München – Die Sitzung des Münchner Stadtrates am Mittwoch war schon etwas Besonders für Clemens Baumgärtner (CSU). Denn es war seine letzte als Münchner Wirtschaftsreferent. Der 48-Jährige hatte das Amt 2019 angetreten – damals noch mit einer Stadtratsmehrheit aus CSU und SPD.

Wirtschaftsreferat: Grüne und SPD hatten Ingolstadts OB Christian Scharpf ins Amt gewählt

Die neue Rathaus-Regierung aus Grünen und SPD hatte ihm aber keine zweite Amtszeit spendiert und den nun ehemaligen Oberbürgermeister aus Ingolstadt Christian Scharpf (SPD) zum Nachfolger bestimmt. Baumgärtner wiederum wird der Politik erhalten bleiben, die CSU hat ihn bekanntlich zum OB-Kandidaten gewählt – und damit zum Gegner von Münchens OB Dieter Reiter (SPD).

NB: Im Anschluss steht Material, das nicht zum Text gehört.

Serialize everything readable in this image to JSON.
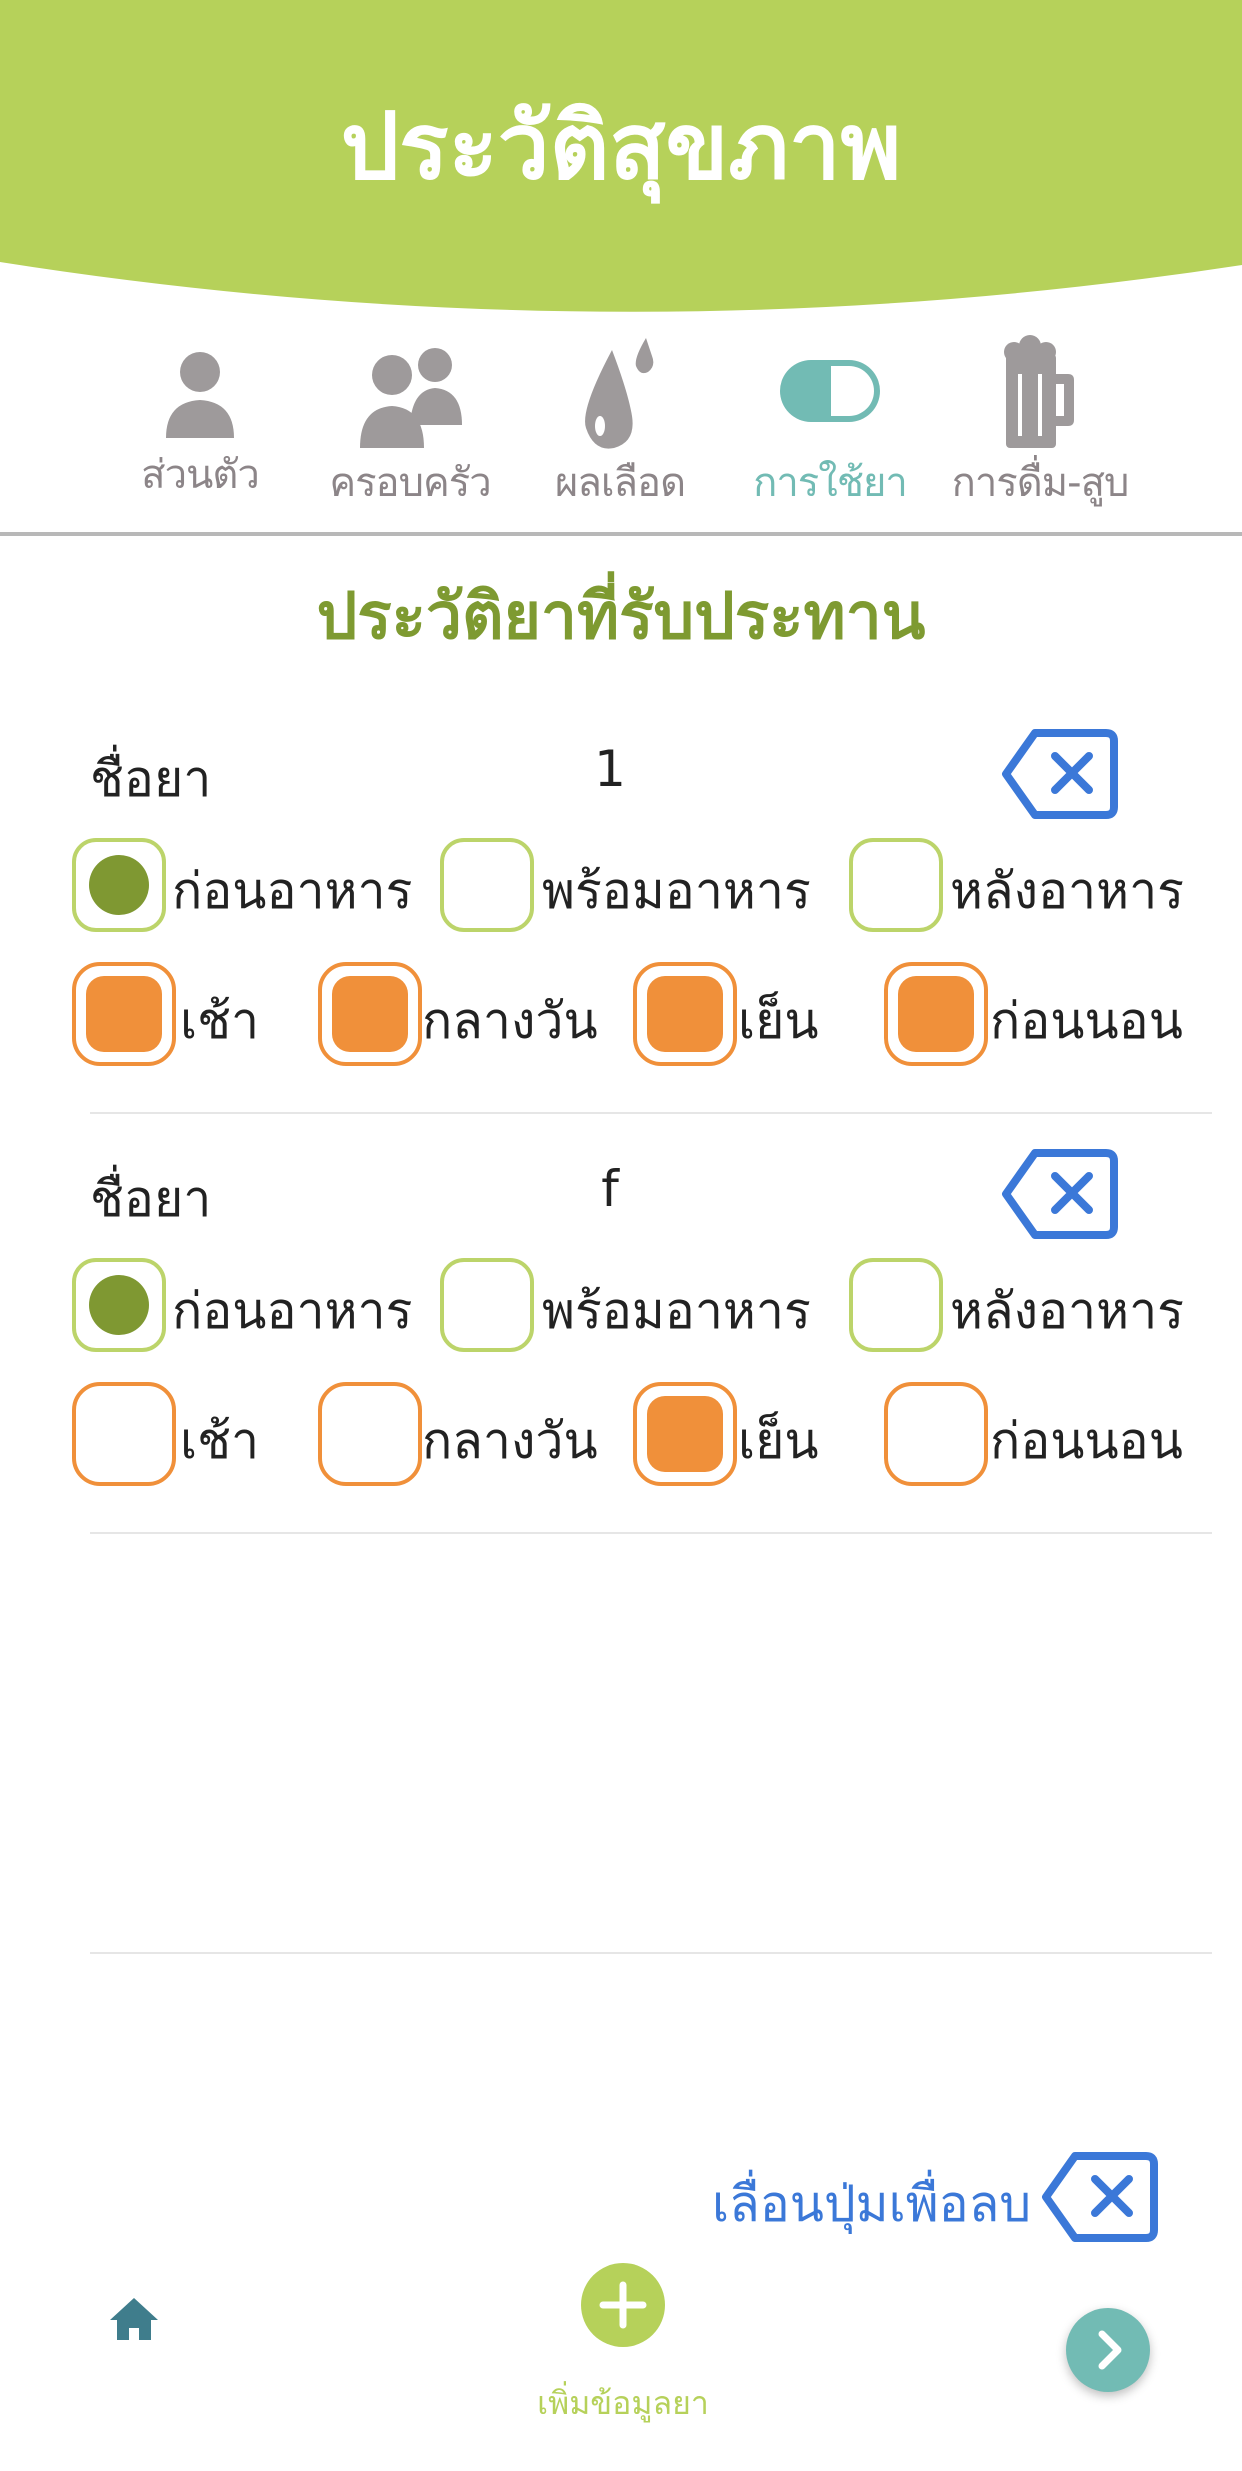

Der fand am Mittwoch aber doch sehr viel lobende Worte für den scheidenden Referenten. „Es ist eine Merkwürdigkeit, dass ich als amtierender Rathaus-Chef eine durchaus nicht negative Laudatio auf meinen Gegenkandidaten halten darf“, sagte Reiter. Sechs Jahre lang habe er mit Baumgärtner gut zusammengearbeitet, und dieser habe viel für die Wirtschaft geleistet, sich etwa für die Internationale Automobilausstellung (IAA) und deren Fortführung eingesetzt, in einer Zeit, in der es der Branche nicht gutgeht.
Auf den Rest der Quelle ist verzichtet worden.